Differential gene expression in human abdominal aorta: aneurysmal versus occlusive disease

Abstract

Objective: Inflammation and atherosclerosis are present in both abdominal aortic aneurysm (AAA) and arterial occlusive disease (AOD). Changes in gene expression that underlie the development of AAA versus AOD are poorly defined. This study evaluated differences in gene expression in AAA, AOD, and control aortic tissue with human gene array technology.

Methods: RNA was isolated from human aortic specimens (seven AAA, five AOD, and five control), and complementary DNA (cDNA) probes were generated. The cDNA probes were hybridized to a human cell interaction array of 265 genes and quantitated with phosphorimaging. The data were corrected for background and were standardized to housekeeping genes. Statistical differences in individual gene expression were determined with the Kruskal-Wallis test.

Results: Of 265 genes studied, 11 showed statistically different expression in diseased aorta as compared with control. The following three genes were downregulated in AAA: collagen VI alpha1 (P <.037), glycoprotein IIIA (P <.006), and alpha2-macroglobulin (P <.020). The following two genes were upregulated in AOD: laminin alpha4 (P <.034) and insulin-like growth factor 2 receptor (P <.049). The following three genes were upregulated in both AAA and AOD: matrix metalloproteinase-9 (MMP-9; P <.005), intercellular adhesion molecule-1 (P <.012), and tumor necrosis factor--beta receptor (P <.022). The following three genes were downregulated in both AAA and AOD: integrin alpha5 (P <.012), ephrin A5 (P <.037), and rho/rac guanine nucleotide exchange factor (P <.028). Of 16 MMPs evaluated, only MMP-9 was significantly (P <.005) upregulated in both AAA and AOD. Evaluation results of four tissue inhibitors of metalloproteinases showed no significant difference in expression for all tissue types, although tissue inhibitor of metalloproteinase-1 trended toward upregulation in AAA (P =.053). Eight of the fifteen most highly expressed genes in all the groups were extracellular matrix or secreted proteins. Of these, only collagen VI alpha1 (P <.037) showed a significant change, although biglycan trended toward downregulation in AAA (P =.076).

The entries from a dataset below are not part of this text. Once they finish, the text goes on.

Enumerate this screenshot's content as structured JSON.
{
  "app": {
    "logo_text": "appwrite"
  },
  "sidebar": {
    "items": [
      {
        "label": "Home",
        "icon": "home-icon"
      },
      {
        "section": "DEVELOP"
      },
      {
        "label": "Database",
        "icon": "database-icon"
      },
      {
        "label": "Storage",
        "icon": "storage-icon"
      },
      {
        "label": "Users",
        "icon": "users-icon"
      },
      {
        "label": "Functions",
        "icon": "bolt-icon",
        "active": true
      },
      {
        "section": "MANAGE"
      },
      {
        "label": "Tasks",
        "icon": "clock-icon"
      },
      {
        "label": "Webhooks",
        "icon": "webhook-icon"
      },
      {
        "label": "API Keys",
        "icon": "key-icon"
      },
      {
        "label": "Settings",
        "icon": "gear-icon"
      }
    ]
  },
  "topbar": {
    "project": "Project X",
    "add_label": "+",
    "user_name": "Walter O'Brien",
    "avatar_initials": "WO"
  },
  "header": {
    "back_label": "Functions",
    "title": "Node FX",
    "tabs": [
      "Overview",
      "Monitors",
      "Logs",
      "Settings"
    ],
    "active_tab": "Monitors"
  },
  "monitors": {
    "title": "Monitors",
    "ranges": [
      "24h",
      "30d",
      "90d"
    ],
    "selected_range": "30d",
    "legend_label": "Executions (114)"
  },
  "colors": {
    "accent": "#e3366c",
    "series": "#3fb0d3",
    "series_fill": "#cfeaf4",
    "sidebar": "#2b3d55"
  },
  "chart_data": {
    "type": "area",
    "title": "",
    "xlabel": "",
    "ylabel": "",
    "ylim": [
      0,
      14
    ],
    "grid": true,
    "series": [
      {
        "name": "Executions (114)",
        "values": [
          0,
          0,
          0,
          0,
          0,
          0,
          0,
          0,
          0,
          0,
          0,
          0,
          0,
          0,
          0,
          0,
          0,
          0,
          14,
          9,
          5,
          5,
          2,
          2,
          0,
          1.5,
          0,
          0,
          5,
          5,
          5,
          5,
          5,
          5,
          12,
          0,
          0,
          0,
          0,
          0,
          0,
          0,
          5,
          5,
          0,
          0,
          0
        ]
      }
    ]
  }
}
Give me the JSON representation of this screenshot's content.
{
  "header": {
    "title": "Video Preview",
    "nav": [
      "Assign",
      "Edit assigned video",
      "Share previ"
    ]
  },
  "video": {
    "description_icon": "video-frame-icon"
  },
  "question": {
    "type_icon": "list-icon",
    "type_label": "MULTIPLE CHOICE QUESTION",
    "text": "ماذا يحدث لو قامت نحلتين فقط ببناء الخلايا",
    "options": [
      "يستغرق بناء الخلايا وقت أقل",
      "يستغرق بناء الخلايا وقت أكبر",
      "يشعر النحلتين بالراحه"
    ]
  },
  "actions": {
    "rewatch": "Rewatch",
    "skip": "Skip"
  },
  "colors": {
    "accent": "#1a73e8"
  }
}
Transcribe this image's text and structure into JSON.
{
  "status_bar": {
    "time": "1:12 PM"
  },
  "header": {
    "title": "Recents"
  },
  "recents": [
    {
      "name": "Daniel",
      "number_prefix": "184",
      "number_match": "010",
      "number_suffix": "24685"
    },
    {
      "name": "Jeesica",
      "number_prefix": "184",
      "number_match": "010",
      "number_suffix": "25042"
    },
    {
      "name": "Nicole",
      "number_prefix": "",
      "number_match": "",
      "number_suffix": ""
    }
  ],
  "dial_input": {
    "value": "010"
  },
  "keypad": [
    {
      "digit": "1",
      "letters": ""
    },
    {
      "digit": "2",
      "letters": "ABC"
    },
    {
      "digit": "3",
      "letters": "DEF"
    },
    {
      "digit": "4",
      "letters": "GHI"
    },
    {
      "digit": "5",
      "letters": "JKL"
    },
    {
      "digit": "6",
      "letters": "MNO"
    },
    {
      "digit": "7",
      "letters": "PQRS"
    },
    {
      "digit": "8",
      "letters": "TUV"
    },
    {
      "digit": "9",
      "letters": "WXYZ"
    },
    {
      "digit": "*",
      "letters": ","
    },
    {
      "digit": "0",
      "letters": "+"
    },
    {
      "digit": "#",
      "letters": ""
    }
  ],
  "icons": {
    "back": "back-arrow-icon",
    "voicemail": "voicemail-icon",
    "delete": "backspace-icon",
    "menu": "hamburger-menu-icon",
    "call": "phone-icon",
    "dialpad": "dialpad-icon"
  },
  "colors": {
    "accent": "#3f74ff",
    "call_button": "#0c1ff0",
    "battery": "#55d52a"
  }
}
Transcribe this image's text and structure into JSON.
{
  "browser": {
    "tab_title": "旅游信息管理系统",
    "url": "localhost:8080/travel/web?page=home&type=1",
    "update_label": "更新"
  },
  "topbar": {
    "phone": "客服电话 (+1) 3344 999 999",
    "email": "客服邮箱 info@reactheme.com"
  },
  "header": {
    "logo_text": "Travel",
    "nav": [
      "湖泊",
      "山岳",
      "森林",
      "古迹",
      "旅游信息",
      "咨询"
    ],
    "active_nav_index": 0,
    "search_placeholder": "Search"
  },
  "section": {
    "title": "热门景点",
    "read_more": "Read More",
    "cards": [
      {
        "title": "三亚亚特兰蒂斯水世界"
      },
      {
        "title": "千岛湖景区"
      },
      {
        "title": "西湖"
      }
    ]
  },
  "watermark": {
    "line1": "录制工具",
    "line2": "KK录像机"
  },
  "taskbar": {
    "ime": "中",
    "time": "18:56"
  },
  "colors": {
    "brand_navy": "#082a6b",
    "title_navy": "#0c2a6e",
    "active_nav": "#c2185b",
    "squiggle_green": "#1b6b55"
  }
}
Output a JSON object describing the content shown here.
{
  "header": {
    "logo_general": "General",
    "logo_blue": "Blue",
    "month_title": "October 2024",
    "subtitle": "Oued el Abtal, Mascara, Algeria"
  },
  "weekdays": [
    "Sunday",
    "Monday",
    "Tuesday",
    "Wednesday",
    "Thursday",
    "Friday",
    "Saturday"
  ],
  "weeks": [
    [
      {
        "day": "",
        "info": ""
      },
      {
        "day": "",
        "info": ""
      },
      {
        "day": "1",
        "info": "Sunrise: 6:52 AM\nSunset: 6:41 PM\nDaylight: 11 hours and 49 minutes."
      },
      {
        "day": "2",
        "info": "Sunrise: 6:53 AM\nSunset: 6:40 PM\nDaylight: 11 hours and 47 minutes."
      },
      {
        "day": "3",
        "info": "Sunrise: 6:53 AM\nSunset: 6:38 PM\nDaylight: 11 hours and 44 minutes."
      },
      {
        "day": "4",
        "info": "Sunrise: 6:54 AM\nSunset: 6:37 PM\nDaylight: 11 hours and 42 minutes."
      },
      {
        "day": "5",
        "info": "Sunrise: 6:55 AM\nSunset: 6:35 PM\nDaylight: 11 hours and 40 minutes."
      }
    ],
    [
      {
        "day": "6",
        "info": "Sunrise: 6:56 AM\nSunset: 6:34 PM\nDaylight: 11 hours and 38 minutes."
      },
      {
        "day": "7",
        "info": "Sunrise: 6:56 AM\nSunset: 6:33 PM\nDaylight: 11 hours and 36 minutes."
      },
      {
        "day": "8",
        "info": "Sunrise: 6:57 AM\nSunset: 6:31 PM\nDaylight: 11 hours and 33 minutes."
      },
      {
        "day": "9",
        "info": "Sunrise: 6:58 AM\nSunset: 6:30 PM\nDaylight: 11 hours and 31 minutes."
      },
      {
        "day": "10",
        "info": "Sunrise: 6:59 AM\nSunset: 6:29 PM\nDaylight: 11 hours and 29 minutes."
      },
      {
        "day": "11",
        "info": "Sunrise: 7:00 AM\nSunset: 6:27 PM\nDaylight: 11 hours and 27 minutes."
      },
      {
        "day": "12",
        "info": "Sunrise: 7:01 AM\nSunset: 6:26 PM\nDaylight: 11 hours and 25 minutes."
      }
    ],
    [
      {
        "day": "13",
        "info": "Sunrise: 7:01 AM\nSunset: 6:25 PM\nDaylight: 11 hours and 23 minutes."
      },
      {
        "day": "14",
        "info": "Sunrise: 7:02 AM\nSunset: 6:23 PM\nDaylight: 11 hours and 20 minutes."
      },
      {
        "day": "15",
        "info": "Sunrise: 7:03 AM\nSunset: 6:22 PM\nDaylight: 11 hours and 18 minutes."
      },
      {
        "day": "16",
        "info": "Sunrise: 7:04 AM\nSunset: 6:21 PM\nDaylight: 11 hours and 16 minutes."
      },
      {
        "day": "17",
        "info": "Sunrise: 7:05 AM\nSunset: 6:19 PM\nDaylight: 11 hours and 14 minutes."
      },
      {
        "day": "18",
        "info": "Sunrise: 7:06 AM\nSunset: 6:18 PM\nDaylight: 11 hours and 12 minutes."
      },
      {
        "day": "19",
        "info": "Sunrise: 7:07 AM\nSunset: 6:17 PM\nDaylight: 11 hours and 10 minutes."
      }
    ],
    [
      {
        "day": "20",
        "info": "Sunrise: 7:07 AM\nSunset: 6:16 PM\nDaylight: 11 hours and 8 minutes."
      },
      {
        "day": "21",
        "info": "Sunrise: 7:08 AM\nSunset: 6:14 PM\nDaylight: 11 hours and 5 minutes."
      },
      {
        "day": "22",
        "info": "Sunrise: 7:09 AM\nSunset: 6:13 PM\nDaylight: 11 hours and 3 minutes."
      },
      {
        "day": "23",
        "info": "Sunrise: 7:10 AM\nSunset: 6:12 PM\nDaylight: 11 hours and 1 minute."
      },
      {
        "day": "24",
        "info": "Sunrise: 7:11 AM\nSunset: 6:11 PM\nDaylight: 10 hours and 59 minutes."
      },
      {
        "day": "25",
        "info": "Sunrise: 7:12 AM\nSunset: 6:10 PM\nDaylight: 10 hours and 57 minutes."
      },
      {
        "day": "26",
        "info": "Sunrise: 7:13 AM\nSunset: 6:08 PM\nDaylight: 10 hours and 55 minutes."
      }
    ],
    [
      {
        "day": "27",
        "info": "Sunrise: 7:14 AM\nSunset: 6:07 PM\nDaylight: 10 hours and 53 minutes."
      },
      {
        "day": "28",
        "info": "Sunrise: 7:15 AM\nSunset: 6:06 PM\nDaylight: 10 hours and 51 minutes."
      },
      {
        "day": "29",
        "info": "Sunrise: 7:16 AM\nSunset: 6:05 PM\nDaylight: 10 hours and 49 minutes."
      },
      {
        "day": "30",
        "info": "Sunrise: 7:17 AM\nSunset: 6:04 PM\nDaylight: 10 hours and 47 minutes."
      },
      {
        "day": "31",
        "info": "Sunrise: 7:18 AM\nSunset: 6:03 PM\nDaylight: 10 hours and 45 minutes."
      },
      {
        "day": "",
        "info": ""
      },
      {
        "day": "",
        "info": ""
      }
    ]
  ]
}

Conclusion: This study used cDNA array technology in the comparison of human control and pathologic aortic tissue. Six genes had similar differential expression in both AAA and AOD as compared with control. Even more interesting were differences between AAA and AOD in the expression of five genes. These data suggest a similarity in genetic expression for both AAA and AOD, with altered expression of several genes playing a role in disease differentiation.